Hidden Price of Justice: Fines and Fees in DC’s Criminal Legal System

By Michael Johnson, Jr.

The use of criminal legal fines and fees to fill state and local budgetary gaps has deep roots in a history of anti-Black racism. That history is evident in Washington, DC where the regressive nature of these financial obligations and the high costs of incarceration criminalize, extract wealth, and create collateral consequences that disproportionately impact Black and low-income communities.
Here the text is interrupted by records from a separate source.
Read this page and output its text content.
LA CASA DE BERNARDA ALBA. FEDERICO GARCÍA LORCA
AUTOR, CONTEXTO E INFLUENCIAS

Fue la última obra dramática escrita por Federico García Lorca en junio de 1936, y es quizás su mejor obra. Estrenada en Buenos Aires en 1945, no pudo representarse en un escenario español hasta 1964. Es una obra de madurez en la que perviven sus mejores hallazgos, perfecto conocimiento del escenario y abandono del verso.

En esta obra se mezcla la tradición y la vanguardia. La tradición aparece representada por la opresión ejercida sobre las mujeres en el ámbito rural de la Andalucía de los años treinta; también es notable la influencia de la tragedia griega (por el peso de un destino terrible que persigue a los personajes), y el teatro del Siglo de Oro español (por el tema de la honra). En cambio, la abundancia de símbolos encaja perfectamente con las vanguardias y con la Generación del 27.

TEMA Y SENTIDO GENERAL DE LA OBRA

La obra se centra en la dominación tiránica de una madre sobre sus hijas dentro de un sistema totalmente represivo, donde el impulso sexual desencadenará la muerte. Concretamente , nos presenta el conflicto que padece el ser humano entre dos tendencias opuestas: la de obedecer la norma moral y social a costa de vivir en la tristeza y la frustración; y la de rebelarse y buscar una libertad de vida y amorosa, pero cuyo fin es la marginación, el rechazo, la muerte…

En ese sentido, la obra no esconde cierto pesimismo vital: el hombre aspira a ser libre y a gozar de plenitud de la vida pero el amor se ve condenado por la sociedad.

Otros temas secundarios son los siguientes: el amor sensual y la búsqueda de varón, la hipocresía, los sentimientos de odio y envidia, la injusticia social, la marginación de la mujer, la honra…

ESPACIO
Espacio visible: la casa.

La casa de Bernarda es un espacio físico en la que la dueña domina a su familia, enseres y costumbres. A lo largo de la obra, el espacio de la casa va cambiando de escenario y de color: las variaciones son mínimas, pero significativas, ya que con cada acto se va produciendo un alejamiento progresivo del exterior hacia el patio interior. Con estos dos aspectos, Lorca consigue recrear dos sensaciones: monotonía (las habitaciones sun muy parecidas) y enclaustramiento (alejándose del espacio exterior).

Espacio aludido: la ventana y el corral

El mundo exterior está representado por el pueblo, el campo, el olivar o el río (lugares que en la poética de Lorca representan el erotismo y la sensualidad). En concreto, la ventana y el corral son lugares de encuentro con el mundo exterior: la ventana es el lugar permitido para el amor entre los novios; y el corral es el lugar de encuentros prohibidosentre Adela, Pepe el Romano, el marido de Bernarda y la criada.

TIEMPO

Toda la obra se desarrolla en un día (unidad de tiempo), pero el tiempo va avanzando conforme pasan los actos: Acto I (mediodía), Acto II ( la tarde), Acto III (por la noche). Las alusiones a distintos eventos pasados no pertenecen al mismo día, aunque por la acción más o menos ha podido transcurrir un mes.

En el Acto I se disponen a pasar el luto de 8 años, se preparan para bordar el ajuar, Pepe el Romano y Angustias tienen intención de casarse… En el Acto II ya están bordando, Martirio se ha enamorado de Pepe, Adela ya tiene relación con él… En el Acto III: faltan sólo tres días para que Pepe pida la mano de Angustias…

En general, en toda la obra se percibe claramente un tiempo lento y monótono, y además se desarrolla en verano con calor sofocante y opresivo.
This report details the harms of fines and fees in DC’s criminal legal system, particularly for those unable to pay, and the perverse incentives created by using fines and fees to fund core government services. The authors use interviews with four formerly incarcerated DC residents to highlight the need for systemic reforms and provide recommendations to mitigate these harms in DC.

Key Findings:

  • In federal BOP facilities, people who do not make payments towards their fines lose privileges such as access to commissary spending, denial of higher pay opportunities for work assignments, and denial of drug treatment and community-based programs.

  • D.C residents can be incarcerated for up to a year for unpaid court financial obligations.

  • The DOC and BOP require anyone with outstanding financial obligations to pay their debt in full as a condition of release, and failure to do so can result in re-incarceration.

  • Revenue from Mayor Bowser’s addition of 342 traffic cameras in 2023 is expected to double between fiscal years 2024 and 2025.

  • Criminal fines range from $100 for minor offenses to $125,000 for offenses punishable by 30 years or more.

  • Workers in local DOC facilities earn up to $.50 per hour; a 15-minute phone call is more than double the hourly earnings for someone incarcerated in local DOC facilities.

  • DOC charges a 9 percent surcharge on all commissary goods — on average, generating over $2 million annually between 2018 and 2023. 

  • The work release program in DC requires incarcerated workers to pay fees on their wages, effectively functioning as a 20 percent income tax.

Recommendations:

  • Improve transparency by investing in data systems that can collect, coordinate, and report on criminal fines and fees.

  • Eliminate incarceration and supervision-related fees.

  • Provide economic support for those with criminal legal involvement and their families.

Washington, DC: The DC Fiscal Policy Institute, 2024. 33p.